5. E.T., Please Stand By Me and call Freddy Krüger: Eighties-Movie-Referenzen

Jetzt mal Klartext - in der ersten Staffel haben wir uns vor Spannung in die Hosen gemacht. Und mit jeder Folge ist das Gefühl in uns gewachsen: Irgendwo hab ich das schon mal gesehen. Oder gehört. Jup, das Gefühl trügt nicht! "Stranger Things" ist gespickt mit Easter Eggs und Referenzen auf unsere Lieblings-Film-Klassiker. Die beiden Produzenten des Soundtracks Kyle Dixon und Michael Stein lehnen sich mit der "Stranger Things" Original-Score ganz liebevoll und vorsichtig an den Horrorfilm-Musik-Großmeister John Carpenter an. Glatte Synthesizer mit pochend-schrillen Klängen, die eine Spannung erzeugen, dass sich unsere Fußnägel einrollen. In dem Carpenter-Film "Das Ding aus einer anderen Welt" (1982) geht es um ein Monster, das immer weiter wächst und fast eine ganze Forschungsstation mitsamt Besatzung auslöscht. Auch hier eine klare Referenz: Vom Aussehen her könnte "Das Ding" glatt eine ältere Version des Schattenmonsters aus "Stranger Things 2" sein. Quasi der Demorgorgon 1.0.

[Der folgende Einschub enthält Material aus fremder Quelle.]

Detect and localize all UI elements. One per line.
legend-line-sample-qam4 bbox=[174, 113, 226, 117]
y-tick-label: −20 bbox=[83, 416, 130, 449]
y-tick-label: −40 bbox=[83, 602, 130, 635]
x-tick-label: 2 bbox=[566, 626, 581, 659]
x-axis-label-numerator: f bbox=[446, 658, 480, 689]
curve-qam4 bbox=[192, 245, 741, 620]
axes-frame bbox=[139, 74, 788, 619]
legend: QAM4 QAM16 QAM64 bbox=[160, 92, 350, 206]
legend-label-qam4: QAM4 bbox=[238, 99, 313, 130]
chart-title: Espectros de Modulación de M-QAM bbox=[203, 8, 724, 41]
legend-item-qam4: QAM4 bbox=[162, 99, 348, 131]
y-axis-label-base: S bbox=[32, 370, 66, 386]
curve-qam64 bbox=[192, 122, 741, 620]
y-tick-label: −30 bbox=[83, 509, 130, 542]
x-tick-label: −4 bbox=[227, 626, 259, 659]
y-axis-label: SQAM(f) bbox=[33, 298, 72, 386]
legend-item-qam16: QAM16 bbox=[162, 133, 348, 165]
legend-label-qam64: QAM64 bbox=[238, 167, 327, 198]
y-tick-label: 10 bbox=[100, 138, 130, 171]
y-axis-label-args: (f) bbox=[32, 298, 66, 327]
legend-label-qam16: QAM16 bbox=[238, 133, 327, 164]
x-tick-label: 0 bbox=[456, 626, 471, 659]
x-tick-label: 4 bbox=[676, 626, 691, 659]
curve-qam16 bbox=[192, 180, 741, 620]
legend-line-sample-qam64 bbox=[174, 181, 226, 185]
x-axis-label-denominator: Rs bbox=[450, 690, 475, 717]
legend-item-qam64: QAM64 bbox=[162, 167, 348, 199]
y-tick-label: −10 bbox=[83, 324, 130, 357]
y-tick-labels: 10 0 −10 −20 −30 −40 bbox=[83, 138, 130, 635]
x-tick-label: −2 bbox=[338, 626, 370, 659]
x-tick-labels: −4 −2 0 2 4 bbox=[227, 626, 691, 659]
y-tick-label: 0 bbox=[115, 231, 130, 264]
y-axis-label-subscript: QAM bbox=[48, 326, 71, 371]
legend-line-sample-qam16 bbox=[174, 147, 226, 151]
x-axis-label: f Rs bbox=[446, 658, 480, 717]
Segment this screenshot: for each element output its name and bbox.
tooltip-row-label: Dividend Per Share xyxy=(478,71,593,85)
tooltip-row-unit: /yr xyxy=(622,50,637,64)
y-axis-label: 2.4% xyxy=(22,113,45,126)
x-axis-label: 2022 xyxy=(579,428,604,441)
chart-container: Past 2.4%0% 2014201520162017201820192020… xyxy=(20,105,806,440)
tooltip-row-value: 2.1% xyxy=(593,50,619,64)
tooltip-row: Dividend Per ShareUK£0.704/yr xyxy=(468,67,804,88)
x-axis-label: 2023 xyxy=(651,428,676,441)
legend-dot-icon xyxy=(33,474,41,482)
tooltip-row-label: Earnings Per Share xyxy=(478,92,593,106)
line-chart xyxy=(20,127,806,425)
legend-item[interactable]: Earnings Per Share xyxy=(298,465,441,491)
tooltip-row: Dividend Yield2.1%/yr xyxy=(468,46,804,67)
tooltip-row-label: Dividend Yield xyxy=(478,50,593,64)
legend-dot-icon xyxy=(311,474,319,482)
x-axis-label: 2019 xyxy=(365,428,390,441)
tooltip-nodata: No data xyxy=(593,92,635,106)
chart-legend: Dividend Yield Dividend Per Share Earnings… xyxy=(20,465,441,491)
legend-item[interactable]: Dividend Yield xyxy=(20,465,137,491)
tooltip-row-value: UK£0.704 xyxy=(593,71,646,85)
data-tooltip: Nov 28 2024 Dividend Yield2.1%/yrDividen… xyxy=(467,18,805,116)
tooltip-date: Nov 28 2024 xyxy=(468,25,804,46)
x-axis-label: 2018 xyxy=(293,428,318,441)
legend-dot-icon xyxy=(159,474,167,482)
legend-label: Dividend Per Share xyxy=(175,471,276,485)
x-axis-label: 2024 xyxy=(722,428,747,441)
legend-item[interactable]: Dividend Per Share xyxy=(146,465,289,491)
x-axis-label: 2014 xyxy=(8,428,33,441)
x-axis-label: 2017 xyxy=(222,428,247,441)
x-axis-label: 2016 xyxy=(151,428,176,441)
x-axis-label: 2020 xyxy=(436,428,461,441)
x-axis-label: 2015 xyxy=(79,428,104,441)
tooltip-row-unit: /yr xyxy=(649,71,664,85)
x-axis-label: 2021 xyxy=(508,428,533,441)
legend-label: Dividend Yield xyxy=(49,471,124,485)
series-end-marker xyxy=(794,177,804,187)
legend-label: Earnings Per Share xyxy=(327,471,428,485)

Auch aus dem Grusel-Klassiker "Nightmare on Elm Street" (1984) zitieren die Regisseure Matt und Ross Duffer. Die letzte Folge der ersten Staffel "Stranger Things" erinnert sehr stark an den Freddy-Höhepunkt: Teenager locken ein Dimensionen-wechselndes Monster in ein Haus voller Fallen und fackeln es schließlich ab. Sogar Szenen in dieser Folge sind gestellt, wie im Freddy Krüger-Streifen. Klasse. Und dann sind da noch die vier Jungs und ihre Gang. Unwillkürlich müssen wir sofort an ein bewegendes Freundschafts-Movie mit Grusel-Faktor denken: "Stand By Me" aus dem Jahr 1986: Eine Gang, eine Leiche, ein Abenteuer. Na, NA, SEHT IHRS? "Stranger Things" vereint all unsere alten, heimlichen Lieblingsschmonzetten in einem. Die charmanteste Referenz ist dabei das Mädchen Elf, der "Stranger Things"-Charakter mit den telekinetischen Fähigkeiten. Wie damals E.T. (1982) ist Elf ein charmantes Wesen aus einer anderen Welt, das eigentlich nur nach Hause möchte. Ein Kind findet E.T./Elf und versteckt es bei sich zuhause. Pure Nostalgie.

Anschauen! Und dann aber endlich und für immer: die Achtziger abfackeln. Dieses Jahrzehnt aus einer anderen Dimension, das ständig seine Gestalt wechselt.